Stefanou also praised the work of second-year forward Matt MacKenzie, who filled in for him during his injury. They continue to split time.

“[MacKenzie’s] play has allowed me to conservatively come back from the injury and not rush back into anything, especially after I was initially feeling some pain and discomfort from my recovery from surgery.”

Ultimately, the team’s success this weekend will be determined by their ability to adapt to their opponents’ distinct styles of play.

“Rochester and Emory are two very different teams,” Adams said. “Rochester runs a lot of their offense through their point guard, John DiBartolomeo, so we have been working on different ways to contain him. Emory likes to play very up-tempo, which is different than most other teams in the UAA.”

Third-year guard Matt Johnson echoed Adams’s sentiments. Johnson has averaged nearly 15 points a game this season. He led the team against Rochester with 16 points but came up with only four points against Emory, shooting 0–9 from the field.

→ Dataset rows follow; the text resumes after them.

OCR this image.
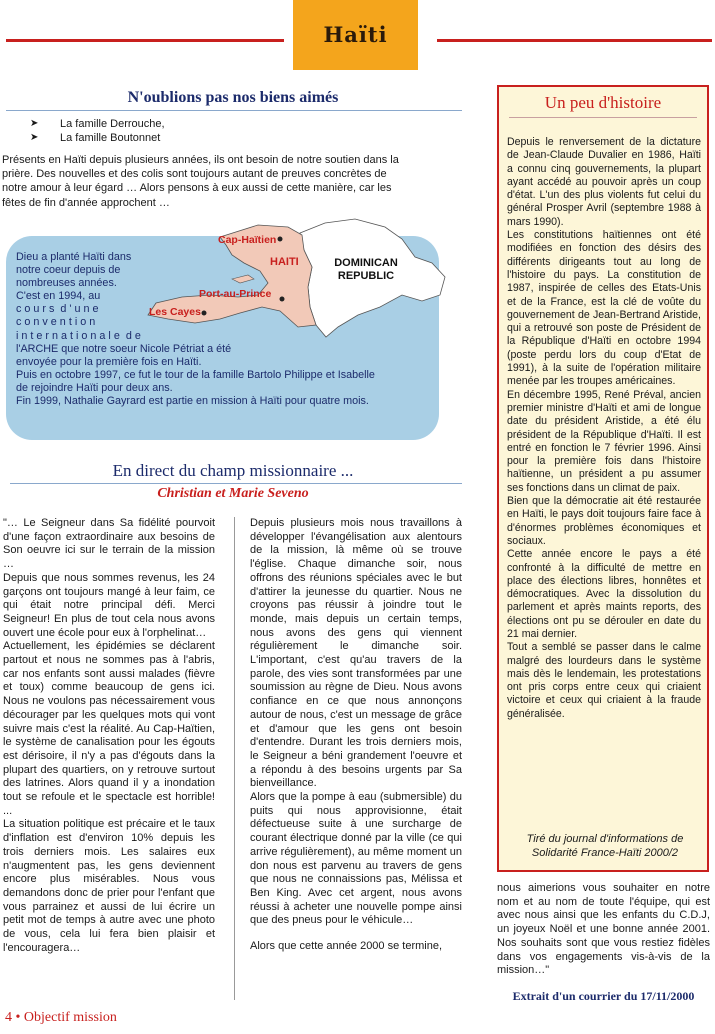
Haïti
N'oublions pas nos biens aimés
➤ La famille Derrouche,
➤ La famille Boutonnet
Présents en Haïti depuis plusieurs années, ils ont besoin de notre soutien dans la
prière. Des nouvelles et des colis sont toujours autant de preuves concrètes de
notre amour à leur égard … Alors pensons à eux aussi de cette manière, car les
fêtes de fin d'année approchent …
Cap-Haïtien
HAITI	DOMINICAN REPUBLIC
Port-au-Prince
Les Cayes
Dieu a planté Haïti dans
notre coeur depuis de
nombreuses années.
C'est en 1994, au
c o u r s  d ' u n e
c o n v e n t i o n
i n t e r n a t i o n a l e  d e
l'ARCHE que notre soeur Nicole Pétriat a été
envoyée pour la première fois en Haïti.
Puis en octobre 1997, ce fut le tour de la famille Bartolo Philippe et Isabelle
de rejoindre Haïti pour deux ans.
Fin 1999, Nathalie Gayrard est partie en mission à Haïti pour quatre mois.
En direct du champ missionnaire ...
Christian et Marie Seveno
"… Le Seigneur dans Sa fidélité pourvoit d'une façon extraordinaire aux besoins de Son oeuvre ici sur le terrain de la mission …
Depuis que nous sommes revenus, les 24 garçons ont toujours mangé à leur faim, ce qui était notre principal défi. Merci Seigneur! En plus de tout cela nous avons ouvert une école pour eux à l'orphelinat…
Actuellement, les épidémies se déclarent partout et nous ne sommes pas à l'abris, car nos enfants sont aussi malades (fièvre et toux) comme beaucoup de gens ici. Nous ne voulons pas nécessairement vous décourager par les quelques mots qui vont suivre mais c'est la réalité. Au Cap-Haïtien, le système de canalisation pour les égouts est dérisoire, il n'y a pas d'égouts dans la plupart des quartiers, on y retrouve surtout des latrines. Alors quand il y a inondation tout se refoule et le spectacle est horrible! ...
La situation politique est précaire et le taux d'inflation est d'environ 10% depuis les trois derniers mois. Les salaires eux n'augmentent pas, les gens deviennent encore plus misérables. Nous vous demandons donc de prier pour l'enfant que vous parrainez et aussi de lui écrire un petit mot de temps à autre avec une photo de vous, cela lui fera bien plaisir et l'encouragera…
Depuis plusieurs mois nous travaillons à développer l'évangélisation aux alentours de la mission, là même où se trouve l'église. Chaque dimanche soir, nous offrons des réunions spéciales avec le but d'attirer la jeunesse du quartier. Nous ne croyons pas réussir à joindre tout le monde, mais depuis un certain temps, nous avons des gens qui viennent régulièrement le dimanche soir. L'important, c'est qu'au travers de la parole, des vies sont transformées par une soumission au règne de Dieu. Nous avons confiance en ce que nous annonçons autour de nous, c'est un message de grâce et d'amour que les gens ont besoin d'entendre. Durant les trois derniers mois, le Seigneur a béni grandement l'oeuvre et a répondu à des besoins urgents par Sa bienveillance.
Alors que la pompe à eau (submersible) du puits qui nous approvisionne, était défectueuse suite à une surcharge de courant électrique donné par la ville (ce qui arrive régulièrement), au même moment un don nous est parvenu au travers de gens que nous ne connaissions pas, Mélissa et Ben King. Avec cet argent, nous avons réussi à acheter une nouvelle pompe ainsi que des pneus pour le véhicule…
Alors que cette année 2000 se termine,
Un peu d'histoire
Depuis le renversement de la dictature de Jean-Claude Duvalier en 1986, Haïti a connu cinq gouvernements, la plupart ayant accédé au pouvoir après un coup d'état. L'un des plus violents fut celui du général Prosper Avril (septembre 1988 à mars 1990).
Les constitutions haïtiennes ont été modifiées en fonction des désirs des différents dirigeants tout au long de l'histoire du pays. La constitution de 1987, inspirée de celles des Etats-Unis et de la France, est la clé de voûte du gouvernement de Jean-Bertrand Aristide, qui a retrouvé son poste de Président de la République d'Haïti en octobre 1994 (poste perdu lors du coup d'Etat de 1991), à la suite de l'opération militaire menée par les troupes américaines.
En décembre 1995, René Préval, ancien premier ministre d'Haïti et ami de longue date du président Aristide, a été élu président de la République d'Haïti. Il est entré en fonction le 7 février 1996. Ainsi pour la première fois dans l'histoire haïtienne, un président a pu assumer ses fonctions dans un climat de paix.
Bien que la démocratie ait été restaurée en Haïti, le pays doit toujours faire face à d'énormes problèmes économiques et sociaux.
Cette année encore le pays a été confronté à la difficulté de mettre en place des élections libres, honnêtes et démocratiques. Avec la dissolution du parlement et après maints reports, des élections ont pu se dérouler en date du 21 mai dernier.
Tout a semblé se passer dans le calme malgré des lourdeurs dans le système mais dès le lendemain, les protestations ont pris corps entre ceux qui criaient victoire et ceux qui criaient à la fraude généralisée.
Tiré du journal d'informations de Solidarité France-Haïti 2000/2
nous aimerions vous souhaiter en notre nom et au nom de toute l'équipe, qui est avec nous ainsi que les enfants du C.D.J, un joyeux Noël et une bonne année 2001. Nos souhaits sont que vous restiez fidèles dans vos engagements vis-à-vis de la mission…"
Extrait d'un courrier du 17/11/2000
4 • Objectif mission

“Emory has a very unique style of play. They try to speed up the tempo and coax you into mistakes,” he said. “They guarded me very tightly, and when my first few shots didn’t drop I think I tried to force some plays. As a result, I wasn’t necessarily taking shots in rhythm or when I wanted to take them, and you will almost always shoot a lower percentage that way.”

The Maroons have much ground to make up in their hunt for a UAA title. Wins this weekend will be critical for keeping their chances alive.